I’m now seeing the key part of the hormetic stress is not the stress itself, but ending it in a clear manner. Let me provide some examples.

  • Low Carb – Maybe this is just observation, but I’ve noticed that those that practice cyclical low carb with 1-2 days of carb refuels each week tend to leaner and more healthy than daily low carbers. Makes sense from a stress viewpoint. The cyclical low carbers are ending the stress of low carb on a regular basis. There is an ongoing debate on if and to what degree low carb diets are stressful. I don’t want to step into that debate, but my position is to always view these disagreements with an investor’s mindset. This is why cyclical seems like the best hedging approach for those wanting to use low carb as a tool.
  • Intermittent Fasting – What would be the best way to end the stress of a 16-24 hour fast? Starchy carbs and fatty cuts of red meat are the foods that come to mind. Ice cream too! Same concept as the cyclical low carb.
  • Cold Exposure – In May 2012, I began an aggressive cold exposure experiment that I called Freeze The Animal. The title was inspired by Richard at FreeTheAnimal. What I learned is that cold exposure is fine and even has a positive mood effect, but the key to locking in those benefits came from how quickly I could warm up. When I stepped out of the Puget Sound when it was windy and 50 F, it took an hour sometimes to warm back up. It was miserable. When it was sunny and 70 F, I could warm up in minutes. Very enjoyable.

Seasonal Conclusions

The problem with the seasonal approach is the modern world is full of stressors that couldn’t care less about the season. In fact, I’d say that winter months with holiday stress, academic stress, less daylight, more electronic light and sick co-workers might be the most stressful time of the year. Now add a seasonal approach of less carbs, more fasting and cold exposure and you can see how winter becomes a stress dumping ground.

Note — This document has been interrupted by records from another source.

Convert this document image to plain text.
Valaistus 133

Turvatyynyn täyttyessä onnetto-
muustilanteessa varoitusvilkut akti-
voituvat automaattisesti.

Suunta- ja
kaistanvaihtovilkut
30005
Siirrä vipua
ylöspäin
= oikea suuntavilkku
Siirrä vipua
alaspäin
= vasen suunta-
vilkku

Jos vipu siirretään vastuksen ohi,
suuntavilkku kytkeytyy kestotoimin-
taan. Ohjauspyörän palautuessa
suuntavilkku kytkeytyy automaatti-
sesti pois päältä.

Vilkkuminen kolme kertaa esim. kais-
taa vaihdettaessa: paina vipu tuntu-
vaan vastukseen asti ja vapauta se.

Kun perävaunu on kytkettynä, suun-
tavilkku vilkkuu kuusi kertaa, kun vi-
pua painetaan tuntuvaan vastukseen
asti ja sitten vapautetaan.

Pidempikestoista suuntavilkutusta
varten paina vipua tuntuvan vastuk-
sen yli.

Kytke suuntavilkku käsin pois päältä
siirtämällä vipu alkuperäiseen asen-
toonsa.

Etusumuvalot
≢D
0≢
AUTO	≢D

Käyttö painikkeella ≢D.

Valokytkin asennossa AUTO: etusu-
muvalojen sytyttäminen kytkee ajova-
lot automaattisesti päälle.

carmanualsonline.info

If I were to redesign this experiment, I’d flip the script. Fasting is best done when one is able to move, as in moving towards food. Stuck inside on a cold rainy day in February is not the best time to fast. The rest of year, depending upon where you live might be better. My most enjoyable fast were spring and autumn days. Cold exposure would rock in the summer months when one could warm up quickly. As for low carb, I don’t think it falls neatly into a seasonal approach, although these days I consume a higher amount of carbs in the winter to support metabolism.

3 thoughts on “Rejecting the Seasonal Approach to Nutrition

  1. Very interesting and astute observations. Yes, I think a lot of us underestimate the many modern forms of stress we constantly experience, especially in winter and generally the chronic nature of modern stress rather than the more acute forms of “paleo stress.”

  2. @Allan – Interesting article, but beyond my comprehension of such topics. I tend to mostly use low temps when cooking (Crock Pot). Low and slow seems to the preferred consensus when it comes to cooking these days. I also will still favor sat fat over PUFA for metabolic reasons.